16 Pièces

Hocus Pocus

Motown France – 2010
par Soul Brotha, le 9 avril 2010
6

Malgré un grand succès critique, Hocus Pocus est un groupe qui fait débat. Dans une communauté hip hop française emplie d'esprits chagrins, la positivité de la formation nantaise passe mal. Le propos de HP est assez singulier, et plus que jamais en cette ère de rap hardcore. Un groupe qui parle d'amour, de petites choses de la vie, de geekeries, ça interpelle un peu. Et ce troisième album ne changera pas la tendance, il ne fera que l'accentuer.

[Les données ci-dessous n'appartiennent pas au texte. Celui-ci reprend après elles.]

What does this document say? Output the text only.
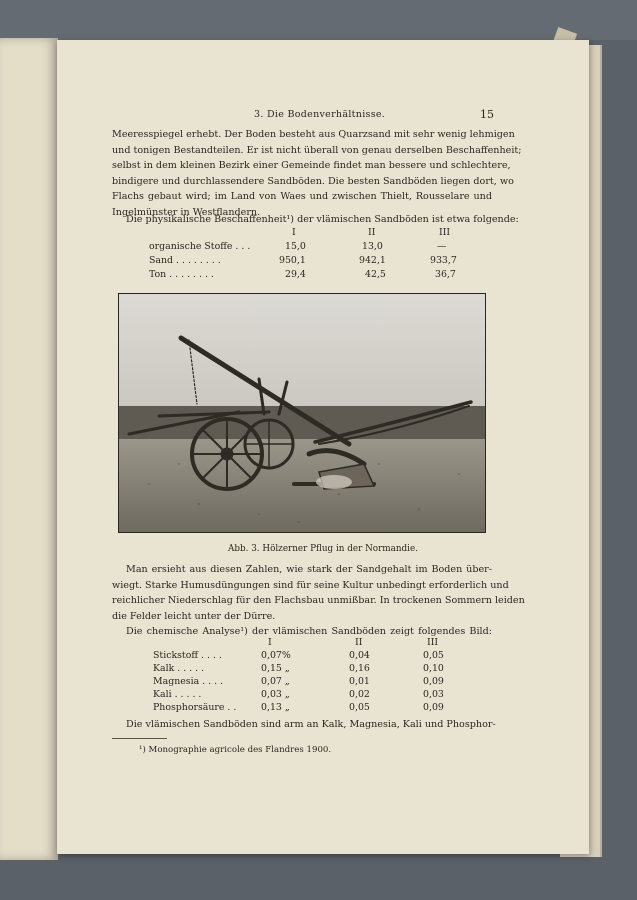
3. Die Bodenverhältnisse.	15
Meeresspiegel erhebt. Der Boden besteht aus Quarzsand mit sehr wenig lehmigen
und tonigen Bestandteilen. Er ist nicht überall von genau derselben Beschaffenheit;
selbst in dem kleinen Bezirk einer Gemeinde findet man bessere und schlechtere,
bindigere und durchlassendere Sandböden. Die besten Sandböden liegen dort, wo
Flachs gebaut wird; im Land von Waes und zwischen Thielt, Rousselare und
Ingelmünster in Westflandern.
Die physikalische Beschaffenheit¹) der vlämischen Sandböden ist etwa folgende:
I	II	III
organische Stoffe . . .	15,0	13,0	—
Sand . . . . . . . .	950,1	942,1	933,7
Ton . . . . . . . .	29,4	42,5	36,7
Abb. 3. Hölzerner Pflug in der Normandie.
Man ersieht aus diesen Zahlen, wie stark der Sandgehalt im Boden über-
wiegt. Starke Humusdüngungen sind für seine Kultur unbedingt erforderlich und
reichlicher Niederschlag für den Flachsbau unmißbar. In trockenen Sommern leiden
die Felder leicht unter der Dürre.
Die chemische Analyse¹) der vlämischen Sandböden zeigt folgendes Bild:
I	II	III
Stickstoff . . . .	0,07%	0,04	0,05
Kalk . . . . .	0,15 „	0,16	0,10
Magnesia . . . .	0,07 „	0,01	0,09
Kali . . . . .	0,03 „	0,02	0,03
Phosphorsäure . .	0,13 „	0,05	0,09
Die vlämischen Sandböden sind arm an Kalk, Magnesia, Kali und Phosphor-
¹) Monographie agricole des Flandres 1900.
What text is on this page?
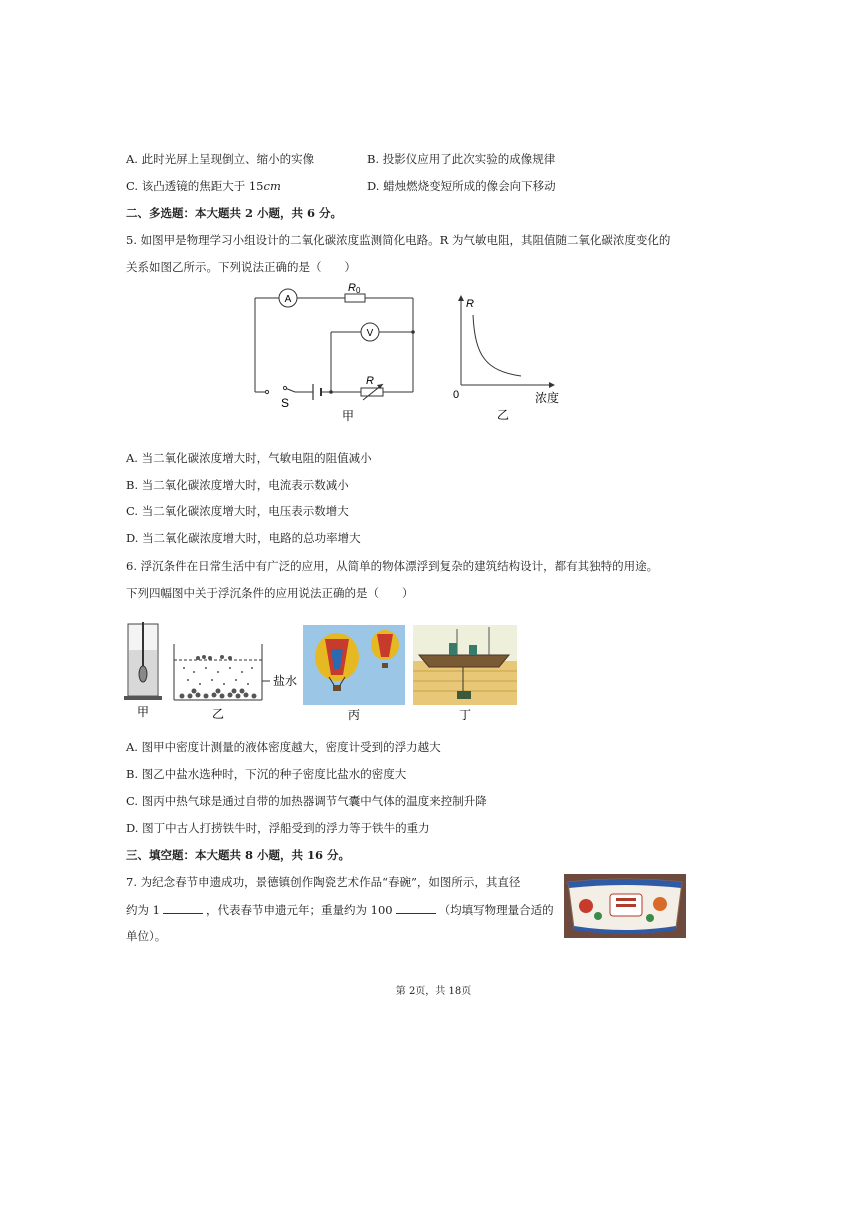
A. 此时光屏上呈现倒立、缩小的实像	B. 投影仪应用了此次实验的成像规律
C. 该凸透镜的焦距大于 15cm	D. 蜡烛燃烧变短所成的像会向下移动
二、多选题：本大题共 2 小题，共 6 分。
5. 如图甲是物理学习小组设计的二氧化碳浓度监测简化电路。R 为气敏电阻，其阻值随二氧化碳浓度变化的
关系如图乙所示。下列说法正确的是（　　）
A
V
R 0
R
S
甲
R
0	浓度
乙
A. 当二氧化碳浓度增大时，气敏电阻的阻值减小
B. 当二氧化碳浓度增大时，电流表示数减小
C. 当二氧化碳浓度增大时，电压表示数增大
D. 当二氧化碳浓度增大时，电路的总功率增大
6. 浮沉条件在日常生活中有广泛的应用，从简单的物体漂浮到复杂的建筑结构设计，都有其独特的用途。
下列四幅图中关于浮沉条件的应用说法正确的是（　　）
甲
盐水
乙	丙	丁
A. 图甲中密度计测量的液体密度越大，密度计受到的浮力越大
B. 图乙中盐水选种时，下沉的种子密度比盐水的密度大
C. 图丙中热气球是通过自带的加热器调节气囊中气体的温度来控制升降
D. 图丁中古人打捞铁牛时，浮船受到的浮力等于铁牛的重力
三、填空题：本大题共 8 小题，共 16 分。
7. 为纪念春节申遗成功，景德镇创作陶瓷艺术作品“春碗”，如图所示，其直径
约为 1	，代表春节申遗元年；重量约为 100	（均填写物理量合适的
单位）。
第 2页，共 18页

En effet, il semblerait que la bande à 20Syl commence à quelque peu marquer le pas, surtout au niveau textuel. L'ami Sylvain est l'un des derniers véritables b-boys français mais il semblerait ici que la source de ses inspirations soit en train de se tarir. Les lyrics sont décevants quand ils ne sont pas énervants. Le déjà décrié "25/06" est assez affligeant de démagogie et de simplicité, et symbolise un message qui ne passe plus. Comparer la mort de Michael Jackson aux multiples conflits et injustices dans le monde, c'est incroyablement maladroit, presque enfantin.

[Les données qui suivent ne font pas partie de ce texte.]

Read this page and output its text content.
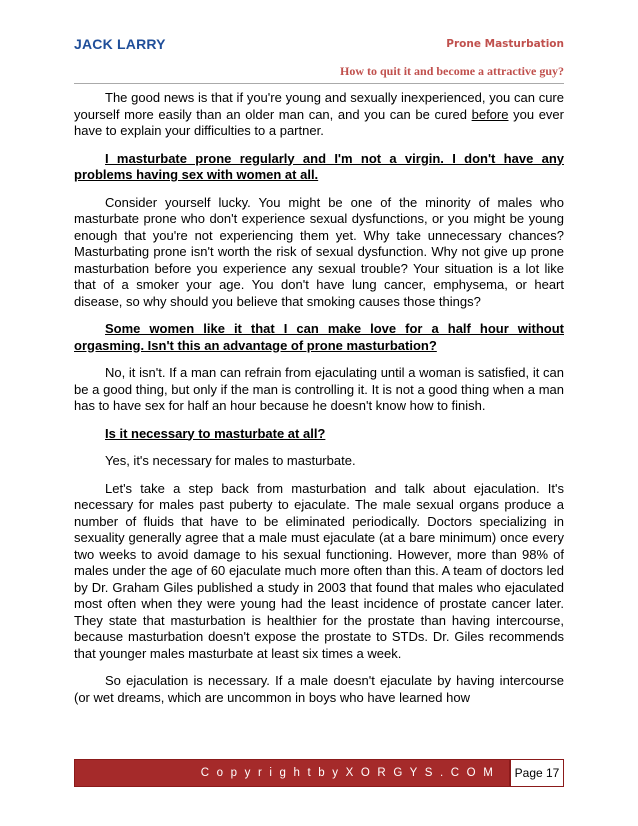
JACK LARRY	Prone Masturbation
How to quit it and become a attractive guy?

The good news is that if you're young and sexually inexperienced, you can cure yourself more easily than an older man can, and you can be cured before you ever have to explain your difficulties to a partner.

I masturbate prone regularly and I'm not a virgin. I don't have any problems having sex with women at all.

Consider yourself lucky. You might be one of the minority of males who masturbate prone who don't experience sexual dysfunctions, or you might be young enough that you're not experiencing them yet. Why take unnecessary chances? Masturbating prone isn't worth the risk of sexual dysfunction. Why not give up prone masturbation before you experience any sexual trouble? Your situation is a lot like that of a smoker your age. You don't have lung cancer, emphysema, or heart disease, so why should you believe that smoking causes those things?

Some women like it that I can make love for a half hour without orgasming. Isn't this an advantage of prone masturbation?

No, it isn't. If a man can refrain from ejaculating until a woman is satisfied, it can be a good thing, but only if the man is controlling it. It is not a good thing when a man has to have sex for half an hour because he doesn't know how to finish.

Is it necessary to masturbate at all?

Yes, it's necessary for males to masturbate.

Let's take a step back from masturbation and talk about ejaculation. It's necessary for males past puberty to ejaculate. The male sexual organs produce a number of fluids that have to be eliminated periodically. Doctors specializing in sexuality generally agree that a male must ejaculate (at a bare minimum) once every two weeks to avoid damage to his sexual functioning. However, more than 98% of males under the age of 60 ejaculate much more often than this. A team of doctors led by Dr. Graham Giles published a study in 2003 that found that males who ejaculated most often when they were young had the least incidence of prostate cancer later. They state that masturbation is healthier for the prostate than having intercourse, because masturbation doesn't expose the prostate to STDs. Dr. Giles recommends that younger males masturbate at least six times a week.

So ejaculation is necessary. If a male doesn't ejaculate by having intercourse (or wet dreams, which are uncommon in boys who have learned how

C o p y r i g h t b y X O R G Y S . C O M	Page 17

En fait, on décèle sur 16 Pièces une tendance à vouloir se placer à contre-courant: contre les buzzs internet sur "Beautiful Loosers" (on retiendra tout de même la sympathique participation d'Alice Russell), contre la starification ("A Mi-Chemin" avec un bon Akhenaton)... Mais surtout, tout cela est bien trop gentil. La critique n'est pas nouvelle mais ici, elle est renforcée par la redite des thèmes et la relative simplicité de ces lyrics. Il est peut être injuste de critiquer un groupe qui tente de sortir des clichés et veut proposer une alternative mais cette tendance semble ici un peu forcée ou du moins cale par un manque patent d'inspiration.

De plus, le flow de 20Syl n'est pas le plus simple à appréhender sur la longueur d'un album. Techniquement, il est correct mais la relative monotonie tout le long de ces 16 Pièces ainsi qu'un timbre de voix un peu irritant rendent l'écoute difficile. D'ailleurs, il semble clair qu'à chaque fois qu'un invité se saisit du micro (Oxmo Puccino, les ex-Procussions, AKH...), le morceau en question respire et n'en devient que plus percutant.

Le plus frustrant dans tout ça, c'est que derrière les manettes, 20Syl est au sommet de son art. Niveau production, c'est du très très haut niveau. Le groupe nantais a encore élargi sa palette de sons depuis Place 54 et une teinte encore un peu plus jazzy et funky apporte du piment à 16 Pièces. Les compos du "Majeur qui me Démange", de "Signe du Temps" ou de "Beautiful Loosers" sont bluffantes par leurs mélodies simples et complexes à la fois. En fait, 20Syl est probablement le meilleur beatmaker français sur le marché et ça se sent.

Bref, le bilan de 16 Pièces est contrasté. Hocus Pocus et sa tête pensante 20Syl semblent arriver dans une sorte de fin de cycle. Au bout de trois albums, la formule commence à s'éroder et l'ennui à poindre. Le producteur nantais est un formidable bidouilleur de sons, on le sent aborder petit à petit des terrains toujours plus riches et captivants mais il semble avoir fait le tour en matière de MCeeing. Un peu de sang frais à ce niveau là serait probablement une bonne chose.